Николай Семенович впал в задумчивость. Связь его с Еленой, продолжалась уже три года, и, как все тайное, в последнее время и эта связь стала явной, получился скандал, который не постеснялся вынести на суд общественности Еленин муж. Тяжкий разговор состоялся у Ворчунова с директрисой школы. Как вы могли? Семья – ячейка общества! Мать двух детей! Уважаемый муж! Пример ученикам! Ну и все в том же духе. Сегодня у них с Еленой было последнее прощальное свидание.
– Наверное, да, – тяжело вздохнув, прервал паузу Николай Семенович.
– Зачем? Она же слабее вас.
– Да, слабее. И я виноват в том, что дал волю своим чувствам, которые в результате привели к тяжелым для Елены… Борисовны последствиям, – он не понимал, как объяснить ребенку.
А Сережка думал совсем о другом.
О том, как Елена Борисовна похожа на его маму, и почему в этой жизни обижают только его, его маму и людей похожих на них? Зачем Николай Семенович делал больно и мучил ее? Неужели только потому, что она похожа на маму и потому, что она такая же слабая, и ее некому защитить?

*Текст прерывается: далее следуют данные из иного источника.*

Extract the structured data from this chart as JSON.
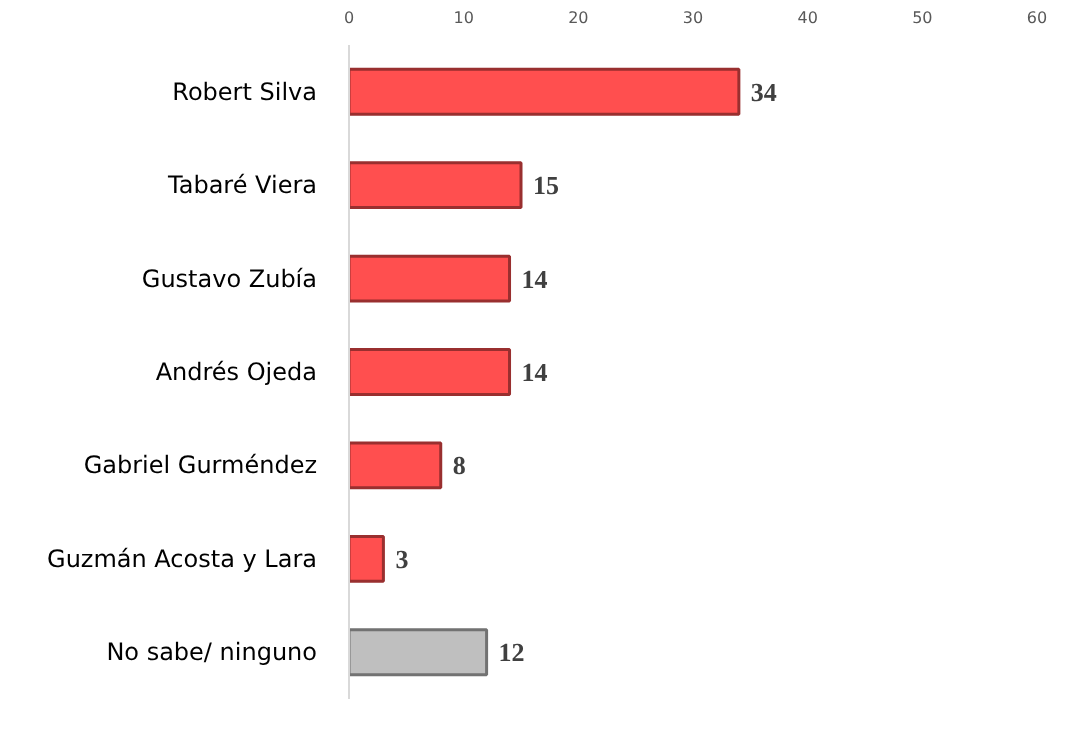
{
  "chart_data": {
    "type": "bar",
    "orientation": "horizontal",
    "categories": [
      "Robert Silva",
      "Tabaré Viera",
      "Gustavo Zubía",
      "Andrés Ojeda",
      "Gabriel Gurméndez",
      "Guzmán Acosta y Lara",
      "No sabe/ ninguno"
    ],
    "values": [
      34,
      15,
      14,
      14,
      8,
      3,
      12
    ],
    "colors": [
      "#ff4f4f",
      "#ff4f4f",
      "#ff4f4f",
      "#ff4f4f",
      "#ff4f4f",
      "#ff4f4f",
      "#bfbfbf"
    ],
    "xlim": [
      0,
      60
    ],
    "xticks": [
      0,
      10,
      20,
      30,
      40,
      50,
      60
    ],
    "data_labels": true,
    "grid": false
  }
}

Путаница мыслей совсем измучила Сережку, а сердце пронзила острая обида на учителя, ведь мальчишка же так его уважал, почти любил и так доверял, а оказывается он не лучше других, даже хуже, потому что притворяется хорошим, добрым, а сам!…
Занятие получилось какое-то нервное и скомканное.
На следующий день на большой перемене, сидя на скамейке рядом с компанией ребят постарше, Сережка услышал, как Леха Плейшнер сказал кому-то из приятелей:
– Ворчун-то еще и с русичкой крутит.
У Плейшнера была, конечно, настоящая фамилия – Степанов. Но когда ему кто-то из десятиклассников размазал на голове липкую ириску, и пришлось ему выстричь часть слипшихся волос, приятели вспомнили вышедший год назад фильм о нашем крутом разведчике и нарекли Леху новой кликухой.
– Да. Он делает ей больно, – неожиданно влез в разговор Сережка.
– Чего, чего, малявка? Что ты там пищишь? – наклонился к нему Плейшнер, да и остальные обернулись, с удивлением глядя на малыша, лезущего во «взрослые» беседы.
Все еще находясь под впечатлением вчерашнего открытия и не проходящей обиды, Сережка не мог удержаться, его все еще распирало возмущение от сделанного накануне открытия, о готовности Николая Семеновича обидеть слабого.
– Он ее кусал за шею, а она плакала, – выпалил он.